For me, 8 March is not a day of greetings and congratulations. It is a day to commemorate one of the most cruel and shocking tragedies to have occurred on our continent: the sentencing to death of 56 girls in the Virgen de la Asunción Safe Home in Guatemala, perpetrated by the Guatemalan state under the presidency of Jimmy Morales, who directly gave the order to keep them locked up and thus condemned them to an atrocious death, burned alive.

On that day, the Congress remained silent. So did the Supreme Court of Justice, the police and the Public Prosecutor’s Office. All complicit in an unspeakable act. The television screens showed it all in detail but, to date, the culprits have escaped justice, starting with the former president.

In the days that followed, commentary was divided between those who experienced horror at the tragedy and those who, echoing the atavistic prejudices of a divided society, blamed the victims for their own holocaust.

These girls, as journalist Mariela Castañón had denounced in detailed reports in the newspaper La Hora, were abused in an institution run by the Social Welfare Secretariat of the Presidency of Guatemala, whose mission is to protect children and adolescents from abuse and neglect.

Subsequent allegations found that the girls were raped and suffered extreme punishments, as well as deprivation of food, health care and education. It was also denounced that the centre had been transformed into a sex trafficking site, where the inmates were subjected to prostitution and silence.

This happened on 8 March and we cannot forget it. On that day 41 girls were burnt to death and only 15 survived, if we can even call survival the condemnation of living covered in burns and with serious physical and psychological consequences and who, as a culmination of the abuse they suffered, have received threats to prevent them from talking about the true facts that led them to protest.

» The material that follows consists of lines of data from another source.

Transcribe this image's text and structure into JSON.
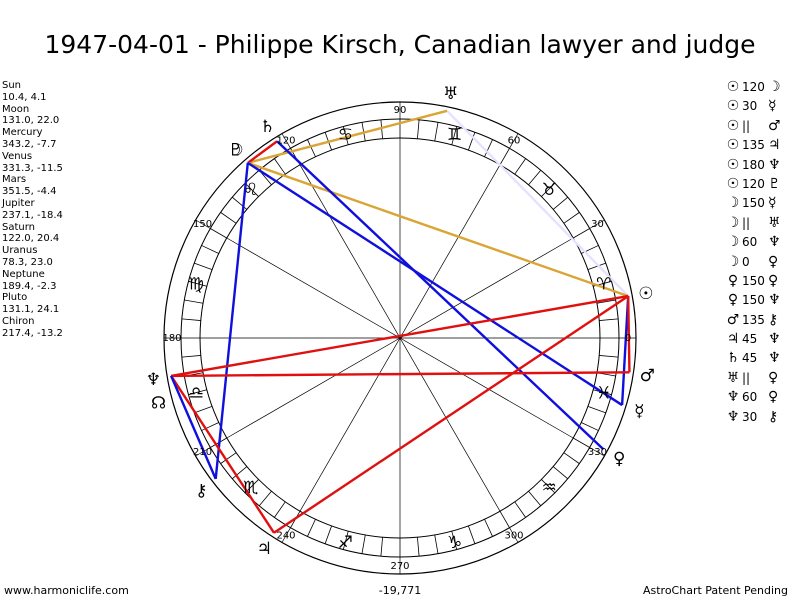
{
  "title": "1947-04-01 - Philippe Kirsch, Canadian lawyer and judge",
  "planet_positions": [
    {
      "name": "Sun",
      "coords": "10.4, 4.1"
    },
    {
      "name": "Moon",
      "coords": "131.0, 22.0"
    },
    {
      "name": "Mercury",
      "coords": "343.2, -7.7"
    },
    {
      "name": "Venus",
      "coords": "331.3, -11.5"
    },
    {
      "name": "Mars",
      "coords": "351.5, -4.4"
    },
    {
      "name": "Jupiter",
      "coords": "237.1, -18.4"
    },
    {
      "name": "Saturn",
      "coords": "122.0, 20.4"
    },
    {
      "name": "Uranus",
      "coords": "78.3, 23.0"
    },
    {
      "name": "Neptune",
      "coords": "189.4, -2.3"
    },
    {
      "name": "Pluto",
      "coords": "131.1, 24.1"
    },
    {
      "name": "Chiron",
      "coords": "217.4, -13.2"
    }
  ],
  "aspects": [
    {
      "p1": "☉",
      "angle": "120",
      "p2": "☽"
    },
    {
      "p1": "☉",
      "angle": "30",
      "p2": "☿"
    },
    {
      "p1": "☉",
      "angle": "||",
      "p2": "♂"
    },
    {
      "p1": "☉",
      "angle": "135",
      "p2": "♃"
    },
    {
      "p1": "☉",
      "angle": "180",
      "p2": "♆"
    },
    {
      "p1": "☉",
      "angle": "120",
      "p2": "♇"
    },
    {
      "p1": "☽",
      "angle": "150",
      "p2": "☿"
    },
    {
      "p1": "☽",
      "angle": "||",
      "p2": "♅"
    },
    {
      "p1": "☽",
      "angle": "60",
      "p2": "♆"
    },
    {
      "p1": "☽",
      "angle": "0",
      "p2": "♀"
    },
    {
      "p1": "♀",
      "angle": "150",
      "p2": "♀"
    },
    {
      "p1": "♀",
      "angle": "150",
      "p2": "♆"
    },
    {
      "p1": "♂",
      "angle": "135",
      "p2": "⚷"
    },
    {
      "p1": "♃",
      "angle": "45",
      "p2": "♆"
    },
    {
      "p1": "♄",
      "angle": "45",
      "p2": "♆"
    },
    {
      "p1": "♅",
      "angle": "||",
      "p2": "♀"
    },
    {
      "p1": "♆",
      "angle": "60",
      "p2": "♀"
    },
    {
      "p1": "♆",
      "angle": "30",
      "p2": "⚷"
    }
  ],
  "degree_labels": [
    {
      "deg": 0,
      "text": "0"
    },
    {
      "deg": 30,
      "text": "30"
    },
    {
      "deg": 60,
      "text": "60"
    },
    {
      "deg": 90,
      "text": "90"
    },
    {
      "deg": 120,
      "text": "120"
    },
    {
      "deg": 150,
      "text": "150"
    },
    {
      "deg": 180,
      "text": "180"
    },
    {
      "deg": 210,
      "text": "210"
    },
    {
      "deg": 240,
      "text": "240"
    },
    {
      "deg": 270,
      "text": "270"
    },
    {
      "deg": 300,
      "text": "300"
    },
    {
      "deg": 330,
      "text": "330"
    }
  ],
  "zodiac_signs": [
    {
      "name": "aries",
      "glyph": "♈",
      "deg": 15
    },
    {
      "name": "taurus",
      "glyph": "♉",
      "deg": 45
    },
    {
      "name": "gemini",
      "glyph": "♊",
      "deg": 75
    },
    {
      "name": "cancer",
      "glyph": "♋",
      "deg": 105
    },
    {
      "name": "leo",
      "glyph": "♌",
      "deg": 135
    },
    {
      "name": "virgo",
      "glyph": "♍",
      "deg": 165
    },
    {
      "name": "libra",
      "glyph": "♎",
      "deg": 195
    },
    {
      "name": "scorpio",
      "glyph": "♏",
      "deg": 225
    },
    {
      "name": "sagittarius",
      "glyph": "♐",
      "deg": 255
    },
    {
      "name": "capricorn",
      "glyph": "♑",
      "deg": 285
    },
    {
      "name": "aquarius",
      "glyph": "♒",
      "deg": 315
    },
    {
      "name": "pisces",
      "glyph": "♓",
      "deg": 345
    }
  ],
  "planets": [
    {
      "name": "sun",
      "glyph": "☉",
      "deg": 10.4
    },
    {
      "name": "moon",
      "glyph": "☽",
      "deg": 131.0
    },
    {
      "name": "mercury",
      "glyph": "☿",
      "deg": 343.2
    },
    {
      "name": "venus",
      "glyph": "♀",
      "deg": 331.3
    },
    {
      "name": "mars",
      "glyph": "♂",
      "deg": 351.5
    },
    {
      "name": "jupiter",
      "glyph": "♃",
      "deg": 237.1
    },
    {
      "name": "saturn",
      "glyph": "♄",
      "deg": 122.0
    },
    {
      "name": "uranus",
      "glyph": "♅",
      "deg": 78.3
    },
    {
      "name": "neptune",
      "glyph": "♆",
      "deg": 189.4
    },
    {
      "name": "pluto",
      "glyph": "♇",
      "deg": 131.1
    },
    {
      "name": "chiron",
      "glyph": "⚷",
      "deg": 217.4
    },
    {
      "name": "north-node",
      "glyph": "☊",
      "deg": 195
    }
  ],
  "aspect_lines": [
    {
      "from": 10.4,
      "to": 78.3,
      "color": "#e8e0ff"
    },
    {
      "from": 78.3,
      "to": 131.0,
      "color": "#d9a636"
    },
    {
      "from": 122.0,
      "to": 131.0,
      "color": "#e01010"
    },
    {
      "from": 10.4,
      "to": 131.0,
      "color": "#d9a636"
    },
    {
      "from": 131.0,
      "to": 343.2,
      "color": "#1010dd"
    },
    {
      "from": 122.0,
      "to": 331.3,
      "color": "#1010dd"
    },
    {
      "from": 131.0,
      "to": 217.4,
      "color": "#1010dd"
    },
    {
      "from": 10.4,
      "to": 343.2,
      "color": "#1010dd"
    },
    {
      "from": 10.4,
      "to": 189.4,
      "color": "#e01010"
    },
    {
      "from": 10.4,
      "to": 237.1,
      "color": "#e01010"
    },
    {
      "from": 189.4,
      "to": 237.1,
      "color": "#e01010"
    },
    {
      "from": 189.4,
      "to": 351.5,
      "color": "#e01010"
    },
    {
      "from": 189.4,
      "to": 217.4,
      "color": "#1010dd"
    },
    {
      "from": 10.4,
      "to": 351.5,
      "color": "#e01010"
    }
  ],
  "colors": {
    "trine": "#1010dd",
    "square_opposition": "#e01010",
    "gold": "#d9a636",
    "ring": "#000000"
  },
  "footer": {
    "left": "www.harmoniclife.com",
    "center": "-19,771",
    "right": "AstroChart Patent Pending"
  }
}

8 March is not a day for congratulations or sugar-coated messages. It is a day to remember how far we still have to go to achieve equal rights, to stop the abuse of women, adolescents and girls in a framework of patriarchal societies indifferent to their situation of inequality. March 8th is a day to be ashamed of our submission to a patriarchal, retrograde and perverse system.

It is time to assume our responsibility in this scenario of injustice and to fight against the lack of human sensitivity of those in power who allow tragedies like this to happen.